We want to share important information that will help you prevent and avoid costly tractor breakdowns. They are all easy to avoid once you know what they are.
Let’s dive into the details.
Tractor and other equipment breakdowns are always costly --- especially during planting and harvest --- when getting the seed in the ground and the grain out of the field in a timely fashion are both critical to maximizing yield.
A day of downtime can cost growers and farmers thousands of dollars. The actual cost depends on how much yield is affected by doing the operation later in the season versus the day that the equipment was down.
So what are the most common tractor breakdown problems?
Here is the top 10 breakdown list (in no particular order) and how you can prevent and avoid these problems.
Poor Electrical Connections
This problem is hard to prevent.
It is becoming more commonplace as more machinery is controlled electronically.
Cleaning dust and dirt from the connectors can help. When cleaning --- use compressed air instead of water to keep moisture away from the wires.
As farms get larger --- many farm owners are hiring outside help that may have not been trained to operate machinery.
This results in abused machinery, awful maintenance, and costly breakdowns. Time invested in training can make your machinery last longer.
Pushing machines to run at maximum performance or at the top of the engineering curve can strain joints and cause equipment to die prematurely.
Some operators push their machines too hard for too long --- and force them to do things they weren’t designed for.
Operators should run machines just under their intended maximum performance level at most times. This helps avoid undue stress and prevents premature wear.
Not Replacing Worn Parts
When a part on a machine breaks --- some operators will only replace that part.
They will not check or replace other parts that may have caused the initial failure.
Only replacing the parts that are broken is a temporary fix. It can cost you more money in downtime.
It is well-known by tractor mechanics that when operators don’t replace all the things that they recommend --- 9 out of 10 times they will come back with bigger and more costly problems.
Not Reading the Operator's Manual
Many operators have never even opened (much less) read their tractor owner’s manual.
The sad part is that most of what they need to learn and know is in there.
Owner’s manuals cover everything from maintenance checklists to calibration instructions.
Most issues are addressed in the troubleshooting section --- so operators can fix the problems themselves without having to wait for a potentially costly technician.
Skipping daily maintenance will eventually cause costly downtime plus huge repair bills.
You must grease all the lube points daily and check the engine oil and fluids such as transmission fluid, urea, or diesel exhaust fluid.
With the new Tier 4 engines, operators who use a cheaper urea or diesel exhaust fluid, run into many issues.

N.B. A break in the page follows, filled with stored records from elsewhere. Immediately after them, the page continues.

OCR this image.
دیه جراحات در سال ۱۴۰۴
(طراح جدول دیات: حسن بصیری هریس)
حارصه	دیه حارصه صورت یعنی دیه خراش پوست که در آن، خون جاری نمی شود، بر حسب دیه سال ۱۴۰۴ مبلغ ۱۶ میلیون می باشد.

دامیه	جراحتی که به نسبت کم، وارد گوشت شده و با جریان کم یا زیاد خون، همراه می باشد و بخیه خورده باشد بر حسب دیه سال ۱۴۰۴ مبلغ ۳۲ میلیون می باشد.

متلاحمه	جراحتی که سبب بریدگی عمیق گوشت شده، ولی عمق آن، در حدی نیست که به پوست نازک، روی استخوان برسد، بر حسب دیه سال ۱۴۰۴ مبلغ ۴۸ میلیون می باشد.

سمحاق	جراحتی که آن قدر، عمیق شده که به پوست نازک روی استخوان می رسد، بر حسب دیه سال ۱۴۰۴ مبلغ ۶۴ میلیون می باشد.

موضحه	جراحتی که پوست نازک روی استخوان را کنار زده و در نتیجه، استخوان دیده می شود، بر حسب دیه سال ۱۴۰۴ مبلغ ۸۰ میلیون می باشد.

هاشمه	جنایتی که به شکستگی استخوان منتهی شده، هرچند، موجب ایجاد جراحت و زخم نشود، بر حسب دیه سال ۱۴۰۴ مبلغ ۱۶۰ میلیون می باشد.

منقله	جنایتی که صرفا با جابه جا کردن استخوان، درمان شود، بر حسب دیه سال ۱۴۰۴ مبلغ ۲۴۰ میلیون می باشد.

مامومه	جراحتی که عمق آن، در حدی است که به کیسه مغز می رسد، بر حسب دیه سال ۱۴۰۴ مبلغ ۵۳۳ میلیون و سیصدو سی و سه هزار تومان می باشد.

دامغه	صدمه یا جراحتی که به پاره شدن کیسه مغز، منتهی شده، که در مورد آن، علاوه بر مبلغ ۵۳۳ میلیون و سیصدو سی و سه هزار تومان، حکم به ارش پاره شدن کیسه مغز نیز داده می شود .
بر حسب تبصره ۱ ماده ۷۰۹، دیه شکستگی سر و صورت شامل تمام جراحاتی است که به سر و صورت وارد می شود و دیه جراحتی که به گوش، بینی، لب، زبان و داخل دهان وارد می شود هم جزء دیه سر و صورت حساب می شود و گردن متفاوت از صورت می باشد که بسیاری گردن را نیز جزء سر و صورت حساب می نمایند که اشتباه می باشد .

Many issues revolve around the exhaust and aftertreatment systems.
Operators should also regularly replace fuel filters --- and check chains, gearboxes, and belts for wear. Then they must replace worn parts.
On gravity wagons, wheels should be checked for tightness and alignment before going to the field.
Tighteners that are not tracking straight with the belt or chain in relation to the main drives can put tension on the belt or chain --- causing it to break or wear excessively.
You must replace worn bushings in the tightener pivot that may be pushing the belt or chain sideways.
On combines, operators need to make sure that the belts are running straight and that the chains and belts are at the proper tension --- so they don’t slip or break.
Also, make sure that the shafts are running at the right speed.
Combines and planters can build up dust and debris.
This attracts rodents. Rodents gnaw on the wires.
The dust itself can interfere with the electrical connections.
You’ll see times where mice and rats get into your machinery. Equipment is not rodent-proof. Once rodents eat up the debris --- they will chew on the wires and seals. You will end up spending money on electrical harnesses.
Store your machinery inside and clean around all the electrical connections and other areas of buildup before parking it inside.
Compressed air is better and safer than water for cleanup.
Operating in damp, muddy, and wet conditions can put strain on equipment.
Running tough, wet, material through a combine can break shafts or plug up the machine --- which then puts strain on everything from the feeder house chains to shafts to bearings and pulleys.
In tractors --- mud packed in between dual wheels can result in premature wear on the tire sidewalls once the mud hardens.
While it is difficult to avoid these conditions, understanding the weather-related issues can alert you to problems to look for.
Ignoring Warning Signals
Warning lights are there for a reason.